Arts vivants

Projets en développement

1900 rue des abat-jour

Cabaret musical exotico-kitsch

photo : Ian Woo

Une chanteuse d’opéra outrageusement bronzée et ses deux complices mettent le feu aux poudres dans un cabaret fantaisiste de chansons kitsch et métissées.

Rejetant les conventions de la scène musicale, ces trois indisciplinés livrent avec générosité tous leurs travers dans une histoire drôle et touchante, révélant ce qui se trouve au-delà des apparences d’une story facebook ou d’un post instagram. Humour, surprises et exotisme!

Vous chanterez et danserez avec eux durant le voyage!

1900 rue des Abat-Jour est un collectif pluridisciplinaire dont les membres ont en commun un parcours musical et artistique atypique.

Combinant leurs forces et leurs intérêts multiples pour apprendre les uns des autres et développer de nouvelles aptitudes scéniques, ils créent des spectacles mêlant théâtre et musique, poésie et arts visuels.

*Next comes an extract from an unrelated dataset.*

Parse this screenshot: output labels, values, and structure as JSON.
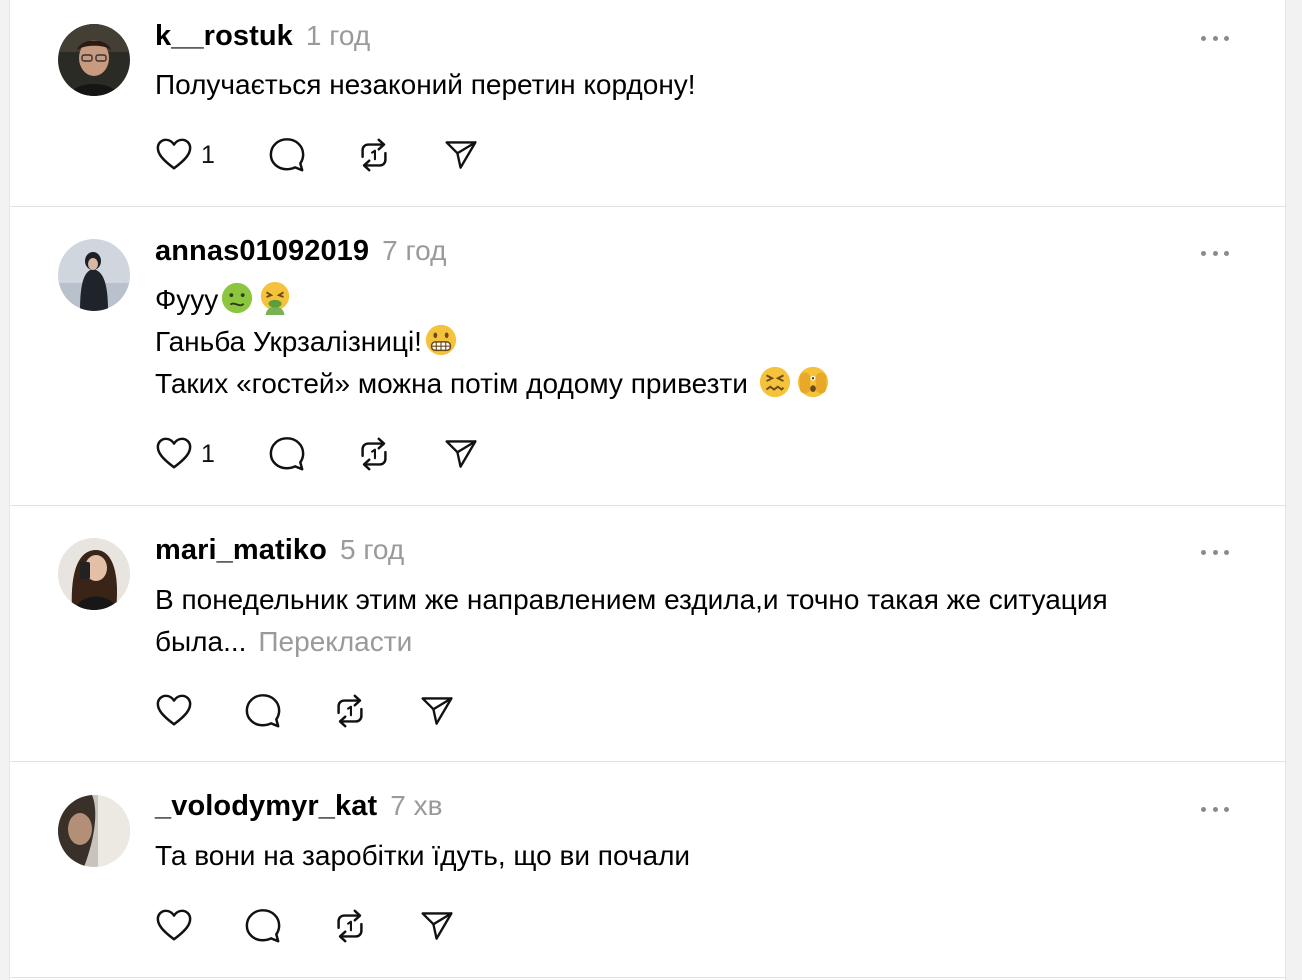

Le groupe privilégie l’exploration de nouvelles formes et l’interaction avec le public à travers des personnages, des histoires et des délires scéniques absurdes et éclatants où tous sont invités à participer.

Utilisant la musique et la chanson comme générateur d’histoires, ils sortent un répertoire délicieusement kitch et métissé des armoires de leurs grand-mères pour les actualiser et ainsi rejoindre différentes générations. Ils y introduisent humour et délinquances musicales usant de leurs prouesses instrumentales et de la technologie actuelle.

S’inspirant de l’imagination débridée du collectif l’Orchestre d’hommes orchestre, le collectif confectionne ses costumes, décors et accessoires dans une esthétique de collage. Ils s’entourent aussi de bricoleurs pour expérimenter des instruments modifiés et éléments musicaux insoupçonnés.

Concept Bénédicte Bérubé
Texte Bénédicte Bérubé et Émilie Sigouin
Mise en scène Émilie Sigouin
Avec Bénédicte Bérubé, Olivier Bussières et Alex McNally


Ici (après)

Théâtre

Montréal, dans un futur plus ou moins éloigné.

L’urgence climatique mondiale a été officiellement déclarée et la planète est désormais surpeuplée – des décisions radicales doivent être inévitablement prises. Afin de stabiliser le climat mondial et de laisser une plus grande chance de survie aux plus jeunes générations, un système d’euthanasie sophistiqué a récemment été mis en place par les gouvernements. Fonctionnant d’abord sur une base volontaire de la population,  ce système résout artificiellement les conflits d’une personne, afin de lui procurer une terminaison de vie en toute sérénité, comme un cadeau technologique en échange de leur vie.

Félix Bergeron, homme de 55 ans célibataire et sans enfant, compte parmi les premiers volontaires à se sacrifier à l’aide de ce système. Alors qu’il en fait l’expérience, il atterrit dans un lieu complètement blanc qui semble être infini. Ce lieu est traversé par un courant d’eau d’où émergent trois personnes à tour de rôle : son frère, sa mère et une ex-amoureuse. Ces rencontres, résolues trop facilement, déclenchent une grande remise en question chez Félix, ce qui affecte dramatiquement le fonctionnement du système. La défaillance de celui-ci plongera Félix dans les endroits les plus sombres de son esprit, provoquant une véritable descente aux enfers dans sa propre conscience.

Texte Émilie Sigouin
Conseiller dramaturgique Olivier Sylvestre

Ce projet a bénéficié d’une aide financière auprès de la SACD.


Émilie Sigouin s’est consacrée à la création théâtrale de 2012 à 2018 par l’entremise de la compagnie Tête au Corps, qu’elle a co-fondé et co-dirigé.